The Mummy: Tomb of the Dragon Emperor (2008)

The Mummy: Tomb of the Dragon Emperor (2008)

2008 PG-13 112 Minutes

Adventure | Fantasy | Action | Thriller

The third installment in the Mummy franchise takes archaeologist Rick O'Connell to China, pitting him against an emperor from the 2,000-year-old Han dynasty who's returned from the dead to pursue a...

Overall Rating

6 / 10
Verdict: Good

User Review

  • The Mummy: Tomb of the Dragon Emperor utilises a new location for the undead, it's just unfortunate there is no life to this film. I have to give credit for the idea of using ancient China as the backdrop, the Egyptian mythology was quickly growing tiresome. But this is not how to do it. An utter mess is the only way to describe the execution. Our beloved archaeologists and treasure hunters have been tasked with one final mission, to deliver the "Eye of Shangri-la" to China. Alas, a faction of devoted soldiers wish to resurrect their lost emperor from the dead...and so we have a "Mummy" movie. I have too many gripes with this, so let me get the positives out of the way. Plenty of mindless action, Brendan Fraser is so damn likeable (I seriously miss him...), good father and son onscreen chemistry and Michelle Yeoh is always a plus.

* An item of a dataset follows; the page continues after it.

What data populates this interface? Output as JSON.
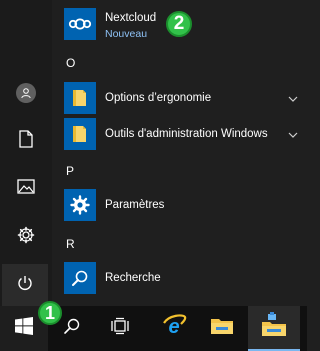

Those are the four points that this film earns. Now...onto the negatives! I noticed a small little detail that was missing...Rachel Weisz. Maria Bello, I'm sorry, you did your best but Weisz just cannot be replaced. Jet Li was wasted and had no charisma. The script was completely mediocre where the humour was injected into every other line, as if I was watching a classic 70s adventure film. Know your current audience Gough and Millar, because this sucked and was hugely unfunny. Rachel Weisz isn't in this. The visual effects for the most part were average, however the first use of it was horrendous. You know the scene...Jet Li melting and solidifying into a terracotta statue. Urghhh was painful to watch. Blowing up an ancient Tibetan monastery as a 'Plan B' is immoral and culturally despicable (someone give me a Nobel Peace prize!). Rachel Weisz isn't in this. Yetis? Really...YETIS!? We're going there are we? Might as well have a three headed dragon whilst we're at it...oh...never mind. You're wondering what I'm getting at right? The fantasy elements were just stupid. Didn't work, at all. That pretty much describes this film, stupid and unnecessary. I suppose it's an easy watch though...if nothing else was on.